N di No Fly Zone. «Dateci la No Fly Zone», lo avrà ripetuto fino allo sfinimento, Zelensky. Poi ci ha rinunciato, sapendo di non poterla ottenere. No Fly Zone avrebbe significato guerra sul campo. Ma non accordarla è la dimostrazione che gli ucraini, questa è la verità, stanno combattendo da soli.
O di Olocausto. Parola ineffabile. «Il genocidio degli ucraini è un Olocausto». È un'esagerazione, tant' è che in Israele non l'hanno presa bene. Ma servono parole forti per indurre l'Occidente ad azioni forti.
P di Processo di Norimberga. Per i crimini di guerra di Putin, secondo Zelensky, occorre un processo, come quello per i gerarchi nazisti. Non basta il processo della storia, urge quello della giustizia.
Q di Quasi. «Mariupol è quasi distrutta». In quel quasi c'è la devastione non ultimata, ma anche il disperato appello a fare qualcosa per salvare ciò che ne rimane, prima della fine.
R di Restare. «La Russia non merita di restare tra i Paesi civili». Non è uno scontro tra Oriente e Occidente - è il senso - ma tra Civiltà e Barbarie.
S di Servitore del Popolo. Era il titolo della fiction comica da lui interpretata nel 2015. Ora la farsa si è fatta tragedia, con Zelensky protagonista, non più attore ma vero servitore del popolo.
T di Tardi. «Le sanzioni alla Russia? Grazie, ma arrivano tardi». Non bastano le sanzioni per pulirci la coscienza. Sono bombe, a scoppio ritardato.
U di Ucraina. Con Zelensky l'Ucraina si è incarnata in un volto e in un nome, è diventata la sua immagine e la sua immagine ha sintetizzato l'Ucraina.

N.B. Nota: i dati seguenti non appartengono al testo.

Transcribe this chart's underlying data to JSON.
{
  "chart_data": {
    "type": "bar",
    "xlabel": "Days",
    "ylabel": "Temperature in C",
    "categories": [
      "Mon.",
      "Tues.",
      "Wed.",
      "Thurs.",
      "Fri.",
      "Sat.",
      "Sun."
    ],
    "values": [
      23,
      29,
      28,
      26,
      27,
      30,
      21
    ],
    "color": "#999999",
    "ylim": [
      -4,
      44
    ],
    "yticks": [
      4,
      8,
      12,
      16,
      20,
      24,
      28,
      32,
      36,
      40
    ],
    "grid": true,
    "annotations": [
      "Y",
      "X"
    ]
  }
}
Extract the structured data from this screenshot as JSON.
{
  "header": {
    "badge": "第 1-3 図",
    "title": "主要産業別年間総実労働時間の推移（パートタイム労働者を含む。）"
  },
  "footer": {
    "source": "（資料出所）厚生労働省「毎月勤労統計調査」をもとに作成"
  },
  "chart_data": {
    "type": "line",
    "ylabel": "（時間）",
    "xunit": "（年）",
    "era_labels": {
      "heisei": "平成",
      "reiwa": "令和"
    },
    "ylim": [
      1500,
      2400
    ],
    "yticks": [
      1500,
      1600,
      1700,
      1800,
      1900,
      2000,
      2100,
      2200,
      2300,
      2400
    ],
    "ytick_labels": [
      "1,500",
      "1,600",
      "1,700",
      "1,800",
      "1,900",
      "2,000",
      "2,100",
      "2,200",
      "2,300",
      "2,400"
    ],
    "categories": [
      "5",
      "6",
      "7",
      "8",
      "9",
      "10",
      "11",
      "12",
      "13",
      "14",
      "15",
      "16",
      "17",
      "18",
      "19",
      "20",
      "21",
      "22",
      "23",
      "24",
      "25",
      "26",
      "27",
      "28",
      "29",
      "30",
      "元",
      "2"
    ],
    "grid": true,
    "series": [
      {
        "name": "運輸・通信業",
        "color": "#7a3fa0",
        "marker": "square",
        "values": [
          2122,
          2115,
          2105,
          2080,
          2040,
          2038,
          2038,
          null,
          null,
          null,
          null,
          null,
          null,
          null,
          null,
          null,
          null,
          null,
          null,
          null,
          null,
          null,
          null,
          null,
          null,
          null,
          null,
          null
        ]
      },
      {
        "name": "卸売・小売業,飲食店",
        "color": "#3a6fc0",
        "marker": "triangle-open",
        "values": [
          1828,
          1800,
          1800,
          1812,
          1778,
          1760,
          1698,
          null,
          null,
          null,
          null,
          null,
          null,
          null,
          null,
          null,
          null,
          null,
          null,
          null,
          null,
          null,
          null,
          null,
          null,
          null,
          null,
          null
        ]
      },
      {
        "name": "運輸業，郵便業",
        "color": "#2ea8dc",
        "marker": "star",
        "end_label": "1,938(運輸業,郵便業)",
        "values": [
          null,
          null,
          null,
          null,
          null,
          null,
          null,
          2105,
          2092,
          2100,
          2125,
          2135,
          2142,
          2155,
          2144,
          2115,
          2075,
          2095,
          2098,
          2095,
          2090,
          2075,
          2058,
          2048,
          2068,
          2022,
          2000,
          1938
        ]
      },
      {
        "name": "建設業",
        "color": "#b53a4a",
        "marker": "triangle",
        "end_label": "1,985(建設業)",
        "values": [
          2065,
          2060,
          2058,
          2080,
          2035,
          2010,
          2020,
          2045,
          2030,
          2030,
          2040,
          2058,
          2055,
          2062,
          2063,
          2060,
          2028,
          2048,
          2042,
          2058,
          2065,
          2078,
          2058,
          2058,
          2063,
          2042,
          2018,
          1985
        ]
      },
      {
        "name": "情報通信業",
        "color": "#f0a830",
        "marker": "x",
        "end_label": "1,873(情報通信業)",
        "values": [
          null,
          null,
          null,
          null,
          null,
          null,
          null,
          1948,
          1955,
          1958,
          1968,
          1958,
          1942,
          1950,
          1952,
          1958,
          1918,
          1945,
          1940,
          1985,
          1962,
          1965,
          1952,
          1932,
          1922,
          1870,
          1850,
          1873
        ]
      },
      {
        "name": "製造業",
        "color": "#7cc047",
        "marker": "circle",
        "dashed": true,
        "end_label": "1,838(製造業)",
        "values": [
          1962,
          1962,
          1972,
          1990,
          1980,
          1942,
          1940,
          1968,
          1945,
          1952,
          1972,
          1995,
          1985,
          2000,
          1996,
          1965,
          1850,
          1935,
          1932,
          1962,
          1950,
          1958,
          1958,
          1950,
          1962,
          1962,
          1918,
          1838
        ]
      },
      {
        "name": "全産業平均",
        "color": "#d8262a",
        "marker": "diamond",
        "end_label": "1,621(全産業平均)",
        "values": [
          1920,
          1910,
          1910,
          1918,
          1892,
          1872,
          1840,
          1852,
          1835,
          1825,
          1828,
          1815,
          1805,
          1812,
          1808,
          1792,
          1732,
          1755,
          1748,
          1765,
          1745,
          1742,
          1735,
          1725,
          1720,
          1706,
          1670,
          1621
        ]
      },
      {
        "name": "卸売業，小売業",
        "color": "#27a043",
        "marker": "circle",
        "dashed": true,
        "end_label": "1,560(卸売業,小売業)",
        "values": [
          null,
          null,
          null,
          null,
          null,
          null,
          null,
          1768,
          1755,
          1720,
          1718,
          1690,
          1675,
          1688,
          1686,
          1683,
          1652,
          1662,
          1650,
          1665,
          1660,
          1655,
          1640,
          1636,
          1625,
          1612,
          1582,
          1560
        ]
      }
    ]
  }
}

V di Vittoria. «Oltre alla Vittoria il popolo ucraino non accetterà altro risultato». Ci sarà pace solo se ci sarà vittoria. Risposta a chi predica disfattismo e resa incondizionata.
Z come quelle dei carri armati russi. «Servono aerei e carri armati» per fronteggiare i mezzi cingolati russi con la Z. Alla Z strumentalizzata da Putin lui ha opposto, davanti al mondo, la Z di Zelensky.